ARCH=`$SGE_ROOT/util/arch`
shlib_path_name=`$SGE_ROOT/util/arch -lib`
old_value=`eval echo '$'$shlib_path_name`

if [ x$old_value = x ]; then
  eval $shlib_path_name=$SGE_ROOT/lib/$ARCH
else
  eval $shlib_path_name=$SGE_ROOT/lib/$ARCH:$old_value
fi

export $shlib_path_name
unset ARCH shlib_path_name old_value

For any tools you want to run via sge, change the tool's entry in tool-resource.cfg.xml so that
it specifies tool.resource.cluster rather than tool.resource.host.  You also need to modify
sdk/properties/ngbw-dev.properties (or whichever properties file you're using), setting:

	tool.resource.cluster to any name you want to use to identify your cluster.

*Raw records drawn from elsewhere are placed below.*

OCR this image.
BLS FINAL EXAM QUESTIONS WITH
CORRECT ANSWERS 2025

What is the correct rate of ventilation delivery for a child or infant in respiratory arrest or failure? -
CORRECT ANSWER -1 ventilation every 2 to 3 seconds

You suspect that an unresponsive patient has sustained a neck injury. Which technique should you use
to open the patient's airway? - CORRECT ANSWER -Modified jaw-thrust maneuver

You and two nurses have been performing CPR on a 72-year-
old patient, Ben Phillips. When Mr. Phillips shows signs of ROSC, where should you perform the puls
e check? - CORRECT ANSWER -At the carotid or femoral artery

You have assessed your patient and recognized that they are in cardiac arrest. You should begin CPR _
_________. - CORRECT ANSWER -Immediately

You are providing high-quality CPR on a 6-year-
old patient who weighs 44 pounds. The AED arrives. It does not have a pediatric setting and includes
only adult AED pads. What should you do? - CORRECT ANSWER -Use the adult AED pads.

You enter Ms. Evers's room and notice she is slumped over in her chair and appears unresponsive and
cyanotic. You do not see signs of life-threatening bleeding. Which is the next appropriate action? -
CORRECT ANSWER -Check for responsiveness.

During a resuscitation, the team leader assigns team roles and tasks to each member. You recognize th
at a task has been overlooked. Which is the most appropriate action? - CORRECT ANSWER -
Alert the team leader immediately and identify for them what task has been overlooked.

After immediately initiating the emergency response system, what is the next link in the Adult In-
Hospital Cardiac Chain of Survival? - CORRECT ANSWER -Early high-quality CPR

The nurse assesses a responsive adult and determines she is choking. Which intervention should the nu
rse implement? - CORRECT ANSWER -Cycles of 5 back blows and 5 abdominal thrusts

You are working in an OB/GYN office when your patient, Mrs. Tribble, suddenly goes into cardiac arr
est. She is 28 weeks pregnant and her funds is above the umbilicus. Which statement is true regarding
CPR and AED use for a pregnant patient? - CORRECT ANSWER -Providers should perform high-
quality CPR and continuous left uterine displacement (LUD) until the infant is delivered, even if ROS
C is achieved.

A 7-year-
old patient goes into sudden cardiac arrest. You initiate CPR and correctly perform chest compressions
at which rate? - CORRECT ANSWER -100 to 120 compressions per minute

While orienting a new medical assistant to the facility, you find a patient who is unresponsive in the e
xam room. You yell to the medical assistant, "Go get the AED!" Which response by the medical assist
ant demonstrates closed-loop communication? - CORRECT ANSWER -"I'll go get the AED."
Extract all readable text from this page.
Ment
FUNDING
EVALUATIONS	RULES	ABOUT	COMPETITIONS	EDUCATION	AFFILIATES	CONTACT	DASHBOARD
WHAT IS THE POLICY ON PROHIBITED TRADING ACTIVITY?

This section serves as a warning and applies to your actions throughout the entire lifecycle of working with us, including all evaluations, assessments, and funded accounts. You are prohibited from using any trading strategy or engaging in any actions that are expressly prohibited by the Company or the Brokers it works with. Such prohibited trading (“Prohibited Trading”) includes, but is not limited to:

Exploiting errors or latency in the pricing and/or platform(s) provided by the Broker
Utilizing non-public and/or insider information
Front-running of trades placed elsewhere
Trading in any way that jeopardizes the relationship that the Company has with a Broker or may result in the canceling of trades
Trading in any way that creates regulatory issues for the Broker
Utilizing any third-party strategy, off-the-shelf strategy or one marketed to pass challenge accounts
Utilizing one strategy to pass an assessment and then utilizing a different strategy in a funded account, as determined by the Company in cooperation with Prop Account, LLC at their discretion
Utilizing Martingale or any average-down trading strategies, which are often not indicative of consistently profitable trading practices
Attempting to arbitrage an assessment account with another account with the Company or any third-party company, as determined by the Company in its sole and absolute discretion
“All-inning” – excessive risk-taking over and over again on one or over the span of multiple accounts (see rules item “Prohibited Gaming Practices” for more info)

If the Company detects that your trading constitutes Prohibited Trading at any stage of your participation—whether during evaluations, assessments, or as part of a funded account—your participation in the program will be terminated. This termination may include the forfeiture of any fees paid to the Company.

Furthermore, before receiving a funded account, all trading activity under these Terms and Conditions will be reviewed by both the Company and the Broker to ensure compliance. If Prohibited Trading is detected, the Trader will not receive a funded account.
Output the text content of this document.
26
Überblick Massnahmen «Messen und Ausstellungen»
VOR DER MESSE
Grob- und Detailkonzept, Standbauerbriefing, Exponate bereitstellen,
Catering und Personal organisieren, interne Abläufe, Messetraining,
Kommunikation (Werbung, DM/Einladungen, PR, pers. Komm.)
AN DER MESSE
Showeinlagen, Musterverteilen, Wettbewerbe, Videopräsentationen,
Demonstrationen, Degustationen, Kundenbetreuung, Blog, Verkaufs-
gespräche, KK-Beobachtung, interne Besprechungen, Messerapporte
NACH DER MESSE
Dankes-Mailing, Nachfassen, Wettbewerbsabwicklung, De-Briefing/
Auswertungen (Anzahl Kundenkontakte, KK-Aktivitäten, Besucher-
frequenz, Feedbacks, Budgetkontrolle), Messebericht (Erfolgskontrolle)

	workspace.cluster to the full path of the workspace directory where jobs will be staged.
	The directory needs to be writable by the account that runs the web server, and it must
	contain ARCHIVE and FAILED subdirs.  

In tool-registry.cfg.xml, find the ToolResource entry for tool.resource.cluster.  The "host"
parameter isn't used.  Change the "rc" parameter to the full path of a script that will be sourced
before each job to configure the env (PATH, etc) for running tools.  Change the timeout if desired.